So persistent the "getting myself to do", the separate things good for me that our anchoring by that notion, instead of not considered not enjoyable like tv watching or showering or eating or going to bed. Like sleeping too much or watching tv beyond its due, I'm sure some could have an aversion to those in the same way, and physical activity and purposeful relaxing (e.g. meditating) would be liked/chosen or even "overdone" in avoiding sleeping, downtime (tv watching).
Then there's the idea of succeeding, especially "not" but just being in peace, and no on going failure of not liking what i'm doing or going to have to do, and i'm at least sleeping or watching tv because the rewards for doing good are there to be had without doing that good, so the unappeal of doing that good is reinforced because if they're "for" the rewards why do them then?

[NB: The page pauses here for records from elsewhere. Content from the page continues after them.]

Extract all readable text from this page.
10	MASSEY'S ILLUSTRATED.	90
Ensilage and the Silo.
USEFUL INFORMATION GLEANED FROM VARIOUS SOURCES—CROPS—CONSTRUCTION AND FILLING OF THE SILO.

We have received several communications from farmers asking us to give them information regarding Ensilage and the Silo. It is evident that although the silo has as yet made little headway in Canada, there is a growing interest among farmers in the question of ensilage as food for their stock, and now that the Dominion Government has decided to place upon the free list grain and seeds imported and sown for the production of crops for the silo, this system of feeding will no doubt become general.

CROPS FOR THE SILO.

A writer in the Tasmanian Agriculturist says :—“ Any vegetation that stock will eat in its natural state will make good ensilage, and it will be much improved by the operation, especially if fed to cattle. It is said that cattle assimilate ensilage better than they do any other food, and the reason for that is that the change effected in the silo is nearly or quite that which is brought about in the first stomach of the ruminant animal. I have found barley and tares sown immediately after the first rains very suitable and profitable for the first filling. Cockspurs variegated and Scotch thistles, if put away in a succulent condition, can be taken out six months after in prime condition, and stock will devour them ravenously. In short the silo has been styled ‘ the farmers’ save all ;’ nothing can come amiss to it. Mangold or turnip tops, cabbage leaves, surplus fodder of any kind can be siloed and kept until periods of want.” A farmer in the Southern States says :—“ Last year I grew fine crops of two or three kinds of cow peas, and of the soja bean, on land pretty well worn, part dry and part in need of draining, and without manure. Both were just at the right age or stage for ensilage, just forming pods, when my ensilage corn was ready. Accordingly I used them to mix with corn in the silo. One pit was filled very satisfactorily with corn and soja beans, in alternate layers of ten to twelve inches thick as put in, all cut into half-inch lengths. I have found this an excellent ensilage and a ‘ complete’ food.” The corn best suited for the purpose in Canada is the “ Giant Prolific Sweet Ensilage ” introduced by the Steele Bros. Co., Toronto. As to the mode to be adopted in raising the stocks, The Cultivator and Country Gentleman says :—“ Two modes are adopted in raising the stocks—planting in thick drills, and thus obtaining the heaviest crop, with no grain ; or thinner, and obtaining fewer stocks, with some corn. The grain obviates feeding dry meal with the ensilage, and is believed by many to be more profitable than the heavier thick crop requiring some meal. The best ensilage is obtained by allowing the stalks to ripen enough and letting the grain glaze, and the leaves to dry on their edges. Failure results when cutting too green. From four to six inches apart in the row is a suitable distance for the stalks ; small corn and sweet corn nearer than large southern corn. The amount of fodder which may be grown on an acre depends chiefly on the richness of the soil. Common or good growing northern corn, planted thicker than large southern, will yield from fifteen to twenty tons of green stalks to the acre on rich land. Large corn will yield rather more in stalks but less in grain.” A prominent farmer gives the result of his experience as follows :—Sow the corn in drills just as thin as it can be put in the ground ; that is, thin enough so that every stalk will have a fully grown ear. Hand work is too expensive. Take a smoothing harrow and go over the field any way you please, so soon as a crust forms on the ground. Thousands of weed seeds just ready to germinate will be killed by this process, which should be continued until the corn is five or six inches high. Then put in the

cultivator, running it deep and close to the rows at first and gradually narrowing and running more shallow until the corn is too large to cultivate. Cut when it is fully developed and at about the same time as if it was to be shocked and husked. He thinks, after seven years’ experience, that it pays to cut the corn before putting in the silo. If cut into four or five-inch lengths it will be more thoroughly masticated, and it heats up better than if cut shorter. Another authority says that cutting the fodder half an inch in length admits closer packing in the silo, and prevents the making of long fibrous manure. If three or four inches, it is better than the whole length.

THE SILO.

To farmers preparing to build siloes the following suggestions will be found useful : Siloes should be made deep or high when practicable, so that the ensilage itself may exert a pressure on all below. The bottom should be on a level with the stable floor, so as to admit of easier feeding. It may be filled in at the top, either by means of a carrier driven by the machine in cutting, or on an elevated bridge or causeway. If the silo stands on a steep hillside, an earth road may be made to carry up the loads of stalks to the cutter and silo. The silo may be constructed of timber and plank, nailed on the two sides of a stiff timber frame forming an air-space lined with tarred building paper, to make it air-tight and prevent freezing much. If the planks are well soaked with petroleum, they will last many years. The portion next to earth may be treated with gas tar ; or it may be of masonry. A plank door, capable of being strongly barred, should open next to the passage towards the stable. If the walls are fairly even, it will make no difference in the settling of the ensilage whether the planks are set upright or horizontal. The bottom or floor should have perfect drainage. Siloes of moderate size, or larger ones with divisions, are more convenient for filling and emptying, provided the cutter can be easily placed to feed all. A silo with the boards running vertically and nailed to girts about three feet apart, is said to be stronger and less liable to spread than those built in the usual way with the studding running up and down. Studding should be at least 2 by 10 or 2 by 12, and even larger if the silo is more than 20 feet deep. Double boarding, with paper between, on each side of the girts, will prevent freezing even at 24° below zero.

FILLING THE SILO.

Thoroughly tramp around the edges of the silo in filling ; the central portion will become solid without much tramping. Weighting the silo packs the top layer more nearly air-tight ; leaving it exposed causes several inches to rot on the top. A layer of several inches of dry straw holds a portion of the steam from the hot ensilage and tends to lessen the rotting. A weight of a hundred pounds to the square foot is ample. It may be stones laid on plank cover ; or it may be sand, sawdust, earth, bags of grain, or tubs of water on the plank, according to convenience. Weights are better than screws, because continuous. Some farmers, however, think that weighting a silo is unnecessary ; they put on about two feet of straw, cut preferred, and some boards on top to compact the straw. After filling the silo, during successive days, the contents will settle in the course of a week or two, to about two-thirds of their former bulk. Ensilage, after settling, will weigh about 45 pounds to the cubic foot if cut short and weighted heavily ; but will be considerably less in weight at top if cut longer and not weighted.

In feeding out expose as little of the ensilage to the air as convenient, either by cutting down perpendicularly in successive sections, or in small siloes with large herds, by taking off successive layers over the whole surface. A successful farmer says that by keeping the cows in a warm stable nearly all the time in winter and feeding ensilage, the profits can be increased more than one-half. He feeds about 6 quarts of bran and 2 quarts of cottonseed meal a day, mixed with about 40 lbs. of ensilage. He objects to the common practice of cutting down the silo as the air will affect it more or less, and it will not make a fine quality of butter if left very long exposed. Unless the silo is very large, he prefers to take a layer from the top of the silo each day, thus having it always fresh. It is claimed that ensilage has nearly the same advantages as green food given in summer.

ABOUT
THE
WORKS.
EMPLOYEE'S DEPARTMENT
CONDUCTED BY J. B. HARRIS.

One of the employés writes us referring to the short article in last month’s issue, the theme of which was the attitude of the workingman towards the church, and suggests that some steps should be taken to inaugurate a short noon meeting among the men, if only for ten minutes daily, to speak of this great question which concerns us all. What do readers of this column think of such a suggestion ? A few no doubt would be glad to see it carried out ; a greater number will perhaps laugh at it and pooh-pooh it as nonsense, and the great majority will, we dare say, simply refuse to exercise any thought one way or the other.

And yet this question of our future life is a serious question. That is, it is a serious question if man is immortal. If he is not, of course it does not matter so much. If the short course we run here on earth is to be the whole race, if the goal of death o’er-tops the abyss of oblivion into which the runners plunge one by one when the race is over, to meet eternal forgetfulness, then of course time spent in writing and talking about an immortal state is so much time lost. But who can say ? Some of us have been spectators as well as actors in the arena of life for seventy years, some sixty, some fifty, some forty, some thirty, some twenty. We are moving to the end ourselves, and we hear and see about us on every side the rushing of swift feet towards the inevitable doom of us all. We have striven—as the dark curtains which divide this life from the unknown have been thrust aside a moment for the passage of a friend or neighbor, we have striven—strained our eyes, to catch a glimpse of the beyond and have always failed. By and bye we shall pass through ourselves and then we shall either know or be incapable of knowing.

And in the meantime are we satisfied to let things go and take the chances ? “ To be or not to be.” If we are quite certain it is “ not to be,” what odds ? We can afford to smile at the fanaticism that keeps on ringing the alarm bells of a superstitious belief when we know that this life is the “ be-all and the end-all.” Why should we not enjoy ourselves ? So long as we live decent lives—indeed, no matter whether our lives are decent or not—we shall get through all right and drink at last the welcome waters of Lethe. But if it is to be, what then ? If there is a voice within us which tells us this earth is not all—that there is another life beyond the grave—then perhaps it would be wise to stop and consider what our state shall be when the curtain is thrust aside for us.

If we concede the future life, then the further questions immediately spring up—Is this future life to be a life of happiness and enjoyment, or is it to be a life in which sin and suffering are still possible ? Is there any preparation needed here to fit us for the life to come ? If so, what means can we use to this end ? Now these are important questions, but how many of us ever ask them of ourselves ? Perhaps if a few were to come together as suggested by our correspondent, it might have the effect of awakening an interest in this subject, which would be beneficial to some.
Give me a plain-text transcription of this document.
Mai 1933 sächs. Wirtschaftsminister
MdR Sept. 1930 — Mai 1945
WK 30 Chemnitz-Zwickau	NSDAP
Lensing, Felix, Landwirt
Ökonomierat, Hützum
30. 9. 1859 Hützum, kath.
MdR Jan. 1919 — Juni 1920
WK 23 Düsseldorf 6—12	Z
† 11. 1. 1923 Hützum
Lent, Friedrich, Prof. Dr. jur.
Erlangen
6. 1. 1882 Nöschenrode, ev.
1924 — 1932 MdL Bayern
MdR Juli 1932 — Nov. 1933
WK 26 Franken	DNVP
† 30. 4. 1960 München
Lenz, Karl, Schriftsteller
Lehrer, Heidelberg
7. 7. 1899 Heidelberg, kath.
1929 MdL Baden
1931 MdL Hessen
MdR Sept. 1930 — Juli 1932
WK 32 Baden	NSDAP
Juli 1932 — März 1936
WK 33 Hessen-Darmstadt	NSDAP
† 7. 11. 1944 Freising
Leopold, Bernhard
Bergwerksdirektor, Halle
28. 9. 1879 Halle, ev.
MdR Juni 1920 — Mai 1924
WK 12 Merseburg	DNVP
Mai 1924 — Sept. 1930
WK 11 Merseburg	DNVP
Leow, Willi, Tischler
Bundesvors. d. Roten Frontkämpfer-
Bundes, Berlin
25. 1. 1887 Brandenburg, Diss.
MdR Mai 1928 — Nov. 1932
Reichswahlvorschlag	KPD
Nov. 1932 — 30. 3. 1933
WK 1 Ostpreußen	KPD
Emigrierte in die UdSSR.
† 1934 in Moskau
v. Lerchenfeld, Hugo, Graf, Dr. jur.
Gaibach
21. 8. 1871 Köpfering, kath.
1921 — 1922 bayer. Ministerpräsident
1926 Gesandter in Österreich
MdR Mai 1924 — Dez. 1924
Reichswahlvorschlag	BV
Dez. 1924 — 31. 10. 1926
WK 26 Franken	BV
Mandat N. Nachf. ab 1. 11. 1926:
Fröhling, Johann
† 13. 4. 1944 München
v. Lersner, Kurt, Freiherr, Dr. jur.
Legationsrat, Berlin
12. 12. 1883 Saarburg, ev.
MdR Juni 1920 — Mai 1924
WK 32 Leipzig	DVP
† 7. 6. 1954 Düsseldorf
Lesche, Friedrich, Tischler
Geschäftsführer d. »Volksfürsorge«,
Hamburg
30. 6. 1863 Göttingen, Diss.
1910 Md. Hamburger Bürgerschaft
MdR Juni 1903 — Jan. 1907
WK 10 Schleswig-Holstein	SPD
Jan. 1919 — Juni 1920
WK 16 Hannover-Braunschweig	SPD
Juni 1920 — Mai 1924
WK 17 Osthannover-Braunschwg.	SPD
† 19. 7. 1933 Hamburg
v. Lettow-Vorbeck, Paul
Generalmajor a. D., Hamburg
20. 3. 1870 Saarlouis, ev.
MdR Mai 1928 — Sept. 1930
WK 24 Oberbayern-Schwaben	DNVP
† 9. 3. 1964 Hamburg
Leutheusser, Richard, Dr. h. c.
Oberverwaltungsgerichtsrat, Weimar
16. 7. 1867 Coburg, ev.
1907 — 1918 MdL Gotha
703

I wonder if I could do a feelings journaling, specifically that ties to ascertaining if some attempted change will produce desirable effects. Talk about set up for failure! Right now, rate my happiness level: ok 4. Do I know the difference between happy and confidently special? Walking today I felt like "specially inadequate" was signifcant. Then how believing in sacrifice applies, maybe even more apprehensibly, in letting go of the negative, because you can't loose what isn't even desirable (but of course unconsiously maintained as externally convicted of it, even if you're trying to psychologically own it but the facts of psychology are what you have not control over!).
Emilia is crying to go out. Uh, not wanting to, the I'm supposed to again inserting ahead, when without that habituated thought, when ready I just would have enjoyed taking her out, just like a tv show I wouldn't be averting ahead of time if it popped in mind. Wow 30 minutes up already. This does go remarkably fast than the "ugh" reaction forsees.